Dance students at the University of St. Thomas will participate in a live performance on Friday, Sept. 11 at 5 p.m. and 7 p.m.
This isn’t a normal live performance, though, thanks to COVID-19. Since odd circumstances call for innovation, the students will perform their production, “IRIS,” from their homes via Zoom that will stream to YouTube Live. The performances can be watched here.
Mike Esperanza, prominent choreographer and friend of UST dance professor Jennifer Mabus, is the mastermind of the performance. In an email to the Celt Independent, Esperanza wrote he will use Open Broadcast Software to make the performance work somewhat like a TV news broadcast.
“It [the online performance] doesn’t replace stage performances but, with current circumstances, it reinvigorates the desire to perform to audiences near and far,” Esperanza wrote.
Esperanza choreographed and taught the UST dancers from his apartment in New York. He has dancers meticulously placing their cameras at different angles to add a “cinematic” element to the performance. Mabus said Esperanza also has students doing various creative things such as performing in a backyard, and putting tape over their web cameras to give a blurry effect.
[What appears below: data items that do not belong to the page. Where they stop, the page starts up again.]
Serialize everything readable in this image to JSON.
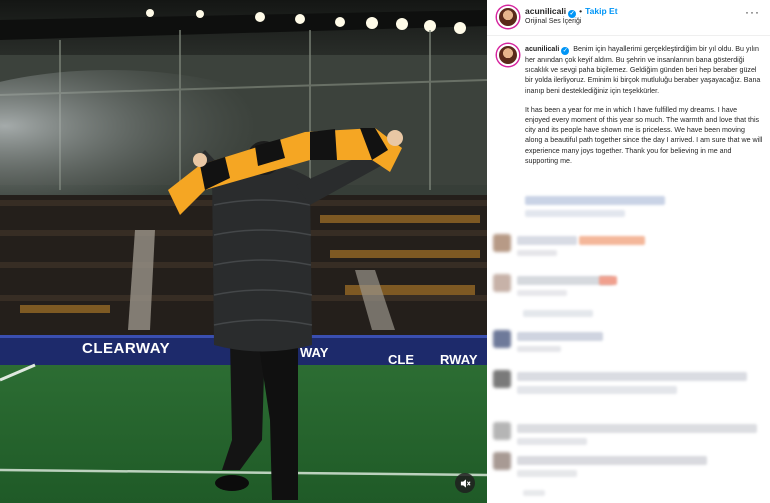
{
  "post": {
    "username": "acunilicali",
    "follow_label": "Takip Et",
    "separator": "•",
    "audio_label": "Orijinal Ses İçeriği",
    "more_icon": "more-horizontal-icon",
    "caption_tr": "Benim için hayallerimi gerçekleştirdiğim bir yıl oldu. Bu yılın her anından çok keyif aldım. Bu şehrin ve insanlarının bana gösterdiği sıcaklık ve sevgi paha biçilemez. Geldiğim günden beri hep beraber güzel bir yolda ilerliyoruz. Eminim ki birçok mutluluğu beraber yaşayacağız. Bana inanıp beni desteklediğiniz için teşekkürler.",
    "caption_en": "It has been a year for me in which I have fulfilled my dreams. I have enjoyed every moment of this year so much. The warmth and love that this city and its people have shown me is priceless. We have been moving along a beautiful path together since the day I arrived. I am sure that we will experience many joys together. Thank you for believing in me and supporting me."
  },
  "media": {
    "banner_texts": [
      "CLEARWAY",
      "WAY",
      "CLE",
      "RWAY"
    ],
    "mute_icon": "speaker-muted-icon"
  },
  "colors": {
    "accent": "#0095f6",
    "scarf_orange": "#f5a623",
    "banner_blue": "#1d2a6b",
    "pitch_green": "#2e7d32"
  }
}
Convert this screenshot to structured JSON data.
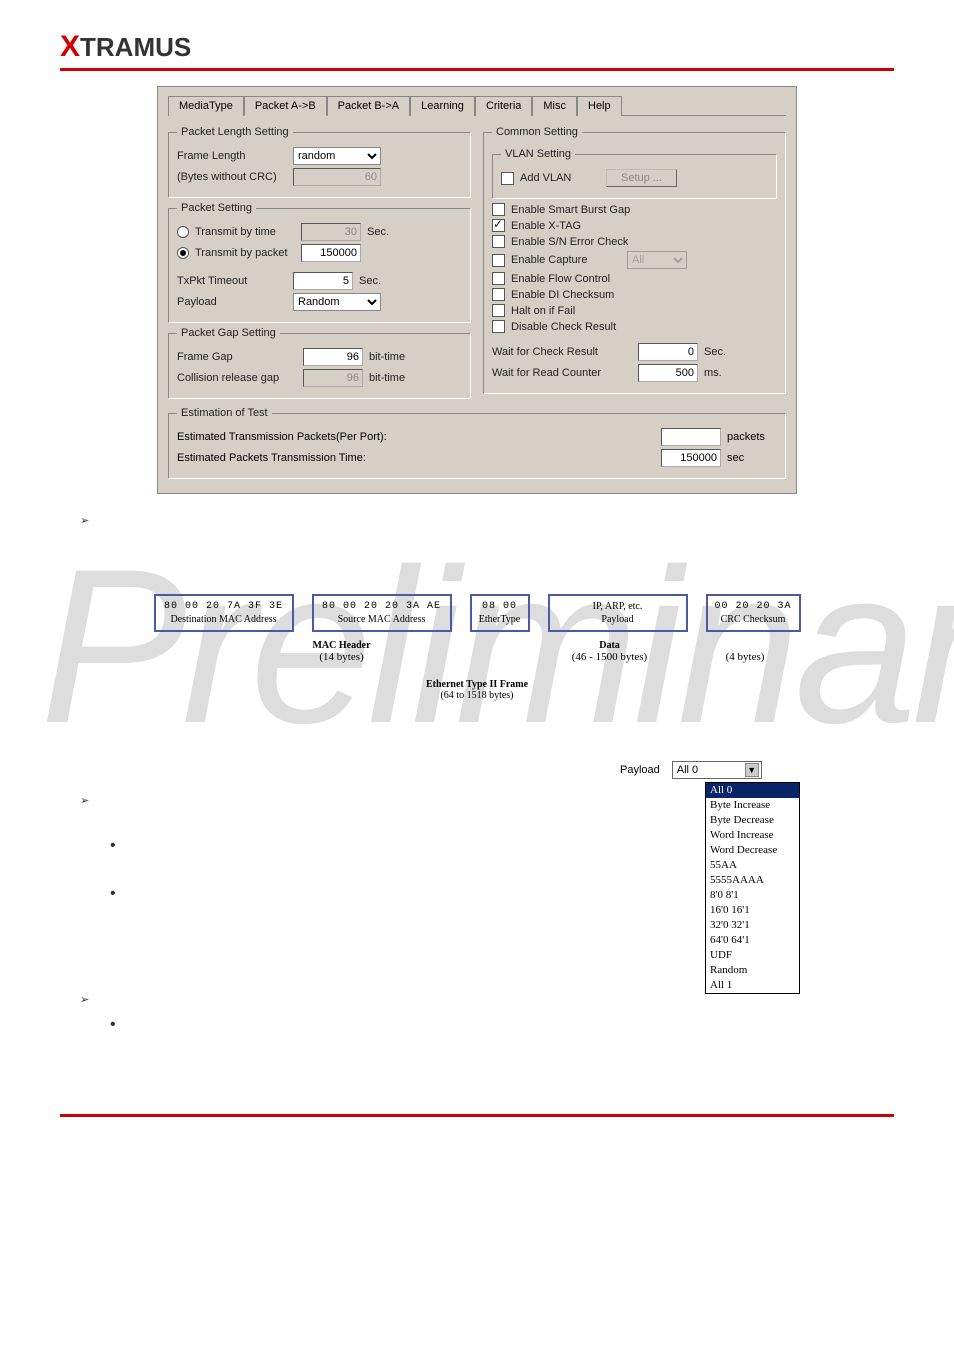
{
  "logo": {
    "x": "X",
    "rest": "TRAMUS"
  },
  "tabs": [
    "MediaType",
    "Packet A->B",
    "Packet B->A",
    "Learning",
    "Criteria",
    "Misc",
    "Help"
  ],
  "active_tab": "Packet A->B",
  "packet_length": {
    "legend": "Packet Length Setting",
    "frame_length_label": "Frame Length",
    "frame_length_value": "random",
    "bytes_note": "(Bytes without CRC)",
    "bytes_value": "60"
  },
  "packet_setting": {
    "legend": "Packet Setting",
    "by_time_label": "Transmit by time",
    "by_time_value": "30",
    "by_time_unit": "Sec.",
    "by_packet_label": "Transmit by packet",
    "by_packet_value": "150000",
    "txpkt_timeout_label": "TxPkt Timeout",
    "txpkt_timeout_value": "5",
    "txpkt_timeout_unit": "Sec.",
    "payload_label": "Payload",
    "payload_value": "Random"
  },
  "packet_gap": {
    "legend": "Packet Gap Setting",
    "frame_gap_label": "Frame Gap",
    "frame_gap_value": "96",
    "frame_gap_unit": "bit-time",
    "collision_label": "Collision release gap",
    "collision_value": "96",
    "collision_unit": "bit-time"
  },
  "common": {
    "legend": "Common Setting",
    "vlan_legend": "VLAN Setting",
    "add_vlan_label": "Add VLAN",
    "setup_btn": "Setup ...",
    "opts": {
      "smart_burst": "Enable Smart Burst Gap",
      "xtag": "Enable X-TAG",
      "sn_err": "Enable S/N Error Check",
      "capture": "Enable Capture",
      "capture_sel": "All",
      "flow": "Enable Flow Control",
      "di_chk": "Enable DI Checksum",
      "halt": "Halt on if Fail",
      "disable_chk": "Disable Check Result"
    },
    "wait_check_label": "Wait for Check Result",
    "wait_check_value": "0",
    "wait_check_unit": "Sec.",
    "wait_read_label": "Wait for Read Counter",
    "wait_read_value": "500",
    "wait_read_unit": "ms."
  },
  "estimation": {
    "legend": "Estimation of Test",
    "row1_label": "Estimated Transmission Packets(Per Port):",
    "row1_value": "",
    "row1_unit": "packets",
    "row2_label": "Estimated Packets Transmission Time:",
    "row2_value": "150000",
    "row2_unit": "sec"
  },
  "frame": {
    "dest_hex": "80 00 20 7A 3F 3E",
    "dest_label": "Destination MAC Address",
    "src_hex": "80 00 20 20 3A AE",
    "src_label": "Source MAC Address",
    "etype_hex": "08 00",
    "etype_label": "EtherType",
    "payload_top": "IP, ARP, etc.",
    "payload_bottom": "Payload",
    "crc_hex": "00 20 20 3A",
    "crc_label": "CRC Checksum",
    "mac_header": "MAC Header",
    "mac_bytes": "(14 bytes)",
    "data_label": "Data",
    "data_bytes": "(46 - 1500 bytes)",
    "crc_bytes": "(4 bytes)",
    "frame_title": "Ethernet Type II Frame",
    "frame_bytes": "(64 to 1518 bytes)"
  },
  "payload_fig": {
    "label": "Payload",
    "selected": "All 0",
    "options": [
      "All 0",
      "Byte Increase",
      "Byte Decrease",
      "Word Increase",
      "Word Decrease",
      "55AA",
      "5555AAAA",
      "8'0 8'1",
      "16'0 16'1",
      "32'0 32'1",
      "64'0 64'1",
      "UDF",
      "Random",
      "All 1"
    ]
  },
  "watermark": "Preliminary"
}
Rehearsals for the performance ran long: Monday through Thursday, 6-9 p.m. for the past two weeks.
Senior dance major Anitra Danielle is grateful she has had the opportunity to continue dancing in the safety of her home, which she has nicknamed her “stage” now. Moreover, Danielle has enjoyed working with Esperanza.
“He gets down to business, yet, he has a great and funny side to him,” Danielle wrote in an email to the Independent.
Mabus said she is grateful her students get to experience working with someone like Esperanza.
“It’s kind of, ‘Kill two birds with one stone;’ not only do we have someone who helps with the technology [aspect of the performance], but they’re also getting to work with a pretty well-known choreographer in New York,” Mabus said.
That opportunity was something unexpected, Mabus noted, since UST’s dance department was just founded in 2019; she believes this performance will help put the department “on the map”.
Mabus and Esperanza both hope “IRIS” will inspire other dancers to continue, even during the pandemic.
“One thing that I would love to show with this is that dance is one of the arts that is struggling right now in a big way,” Mabus said, “but that it still has the power to connect people.”